Nabi Musa ‘Alaihissalam pun menerima tantangan berduel tersebut, bahkan inilah yang beliau AS inginkan. Beliau AS yakin bahwa inilah jalan yang Allah ﷻ berikan kepadanya untuk semakin mengokohkan kebenaran tauhid di hadapan seluruh rakyat Mesir. Nabi Musa ‘Alaihissalam mendapatkan kesempatan untuk mempermalukan kecongkakan Fir’aun di hadapan rakyatnya sendiri, dengan undangan dari Fir’aun sendiri. Subhaanallah!

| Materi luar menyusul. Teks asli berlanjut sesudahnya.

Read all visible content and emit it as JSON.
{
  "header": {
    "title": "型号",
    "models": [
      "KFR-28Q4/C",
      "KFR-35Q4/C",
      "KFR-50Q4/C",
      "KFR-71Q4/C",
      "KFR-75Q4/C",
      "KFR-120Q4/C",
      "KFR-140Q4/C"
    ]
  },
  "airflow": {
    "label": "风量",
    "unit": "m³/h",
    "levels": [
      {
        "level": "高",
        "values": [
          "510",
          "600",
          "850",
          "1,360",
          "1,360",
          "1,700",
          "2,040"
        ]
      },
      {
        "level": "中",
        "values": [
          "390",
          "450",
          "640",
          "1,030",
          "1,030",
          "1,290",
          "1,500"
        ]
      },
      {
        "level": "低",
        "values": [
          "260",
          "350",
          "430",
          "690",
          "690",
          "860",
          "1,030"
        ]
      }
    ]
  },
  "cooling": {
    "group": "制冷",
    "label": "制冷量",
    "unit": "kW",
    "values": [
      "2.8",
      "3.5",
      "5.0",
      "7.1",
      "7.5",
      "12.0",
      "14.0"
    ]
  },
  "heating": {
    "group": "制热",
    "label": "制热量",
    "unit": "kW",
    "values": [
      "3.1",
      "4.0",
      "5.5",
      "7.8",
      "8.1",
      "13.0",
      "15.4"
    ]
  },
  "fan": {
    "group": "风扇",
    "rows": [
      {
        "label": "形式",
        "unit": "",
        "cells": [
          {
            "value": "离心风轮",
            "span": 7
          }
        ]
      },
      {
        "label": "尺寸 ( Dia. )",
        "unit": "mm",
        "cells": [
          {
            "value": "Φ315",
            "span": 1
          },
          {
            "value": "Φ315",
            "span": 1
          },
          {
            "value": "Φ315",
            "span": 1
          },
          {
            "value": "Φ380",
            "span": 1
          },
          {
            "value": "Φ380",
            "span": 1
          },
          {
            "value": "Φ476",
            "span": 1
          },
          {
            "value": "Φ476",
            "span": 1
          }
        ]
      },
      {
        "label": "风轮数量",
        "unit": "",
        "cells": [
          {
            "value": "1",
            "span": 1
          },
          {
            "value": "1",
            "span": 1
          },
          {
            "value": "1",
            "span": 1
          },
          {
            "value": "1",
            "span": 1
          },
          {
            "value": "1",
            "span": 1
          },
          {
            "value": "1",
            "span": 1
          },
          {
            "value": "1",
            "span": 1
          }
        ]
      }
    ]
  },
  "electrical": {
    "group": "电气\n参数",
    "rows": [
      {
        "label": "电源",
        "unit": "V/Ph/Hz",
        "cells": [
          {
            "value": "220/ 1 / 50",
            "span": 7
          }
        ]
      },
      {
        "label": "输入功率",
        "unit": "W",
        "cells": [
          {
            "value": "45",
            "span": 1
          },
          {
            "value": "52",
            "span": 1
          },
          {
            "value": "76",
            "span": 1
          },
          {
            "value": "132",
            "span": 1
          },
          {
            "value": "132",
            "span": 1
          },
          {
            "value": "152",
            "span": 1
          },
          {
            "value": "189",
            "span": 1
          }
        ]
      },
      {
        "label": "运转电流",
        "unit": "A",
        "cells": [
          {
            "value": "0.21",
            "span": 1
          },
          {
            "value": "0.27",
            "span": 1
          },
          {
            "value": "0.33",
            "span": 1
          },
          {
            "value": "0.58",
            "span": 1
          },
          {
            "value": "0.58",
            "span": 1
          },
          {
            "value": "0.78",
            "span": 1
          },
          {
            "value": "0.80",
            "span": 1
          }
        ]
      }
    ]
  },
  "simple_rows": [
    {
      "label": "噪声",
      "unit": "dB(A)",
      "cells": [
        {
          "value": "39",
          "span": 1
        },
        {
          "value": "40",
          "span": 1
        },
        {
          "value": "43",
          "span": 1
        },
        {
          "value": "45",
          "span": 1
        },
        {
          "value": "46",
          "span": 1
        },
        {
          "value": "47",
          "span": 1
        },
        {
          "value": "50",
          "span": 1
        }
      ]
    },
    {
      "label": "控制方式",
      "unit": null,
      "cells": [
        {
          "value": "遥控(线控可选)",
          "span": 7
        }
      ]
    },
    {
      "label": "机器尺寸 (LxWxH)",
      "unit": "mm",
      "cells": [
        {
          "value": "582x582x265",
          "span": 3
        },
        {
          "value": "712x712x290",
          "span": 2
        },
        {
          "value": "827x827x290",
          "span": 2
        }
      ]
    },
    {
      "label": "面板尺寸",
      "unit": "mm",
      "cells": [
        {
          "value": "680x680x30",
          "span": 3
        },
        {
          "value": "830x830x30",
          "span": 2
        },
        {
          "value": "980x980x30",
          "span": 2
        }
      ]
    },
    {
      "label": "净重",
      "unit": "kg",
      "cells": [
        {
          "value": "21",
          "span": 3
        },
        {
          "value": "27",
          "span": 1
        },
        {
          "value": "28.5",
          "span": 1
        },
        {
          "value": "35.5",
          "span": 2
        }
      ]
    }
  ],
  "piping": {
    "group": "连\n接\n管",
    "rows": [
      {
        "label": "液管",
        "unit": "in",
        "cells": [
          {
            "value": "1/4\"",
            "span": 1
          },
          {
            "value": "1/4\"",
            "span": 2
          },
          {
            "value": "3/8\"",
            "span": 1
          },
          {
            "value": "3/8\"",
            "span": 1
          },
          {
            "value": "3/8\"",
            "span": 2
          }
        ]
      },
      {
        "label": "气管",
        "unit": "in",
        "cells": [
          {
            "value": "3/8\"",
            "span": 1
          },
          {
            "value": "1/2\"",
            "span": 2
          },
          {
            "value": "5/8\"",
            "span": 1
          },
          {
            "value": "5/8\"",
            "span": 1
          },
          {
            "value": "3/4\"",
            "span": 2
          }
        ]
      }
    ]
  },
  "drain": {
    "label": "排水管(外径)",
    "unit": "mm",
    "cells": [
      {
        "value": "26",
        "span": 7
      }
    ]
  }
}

Nabi Musa ‘Alaihissalam meminta agar duel ini diadakan pada yaumu-z ziinah, hari raya rakyat Mesir, di mana seluruh rakyat akan keluar memakai pakaian dan hiasan terbaik mereka([2]).
Nabi Musa ‘Alaihissalam juga mensyaratkan bahwa duel tersebut diadakan di waktu dhuha, yakni waktu awal siang([3]), di mana semangat mayoritas orang di waktu ini masih tinggi, sehingga mereka bisa dengan penuh fokus dan semangat menyaksikan duel ini. Dan juga, agar semua bisa menyaksikan segala kejadian pada duel itu dengan jelas, tidak seperti jika duel itu diadakan di sore menjelang malam atau di malam hari.
Fir’aun pun menyetujui persyaratan Nabi Musa ‘Alaihissalam.
_______
Footnote:
([1]) Lihat: Tafsir Al-Qurthubi (11/212).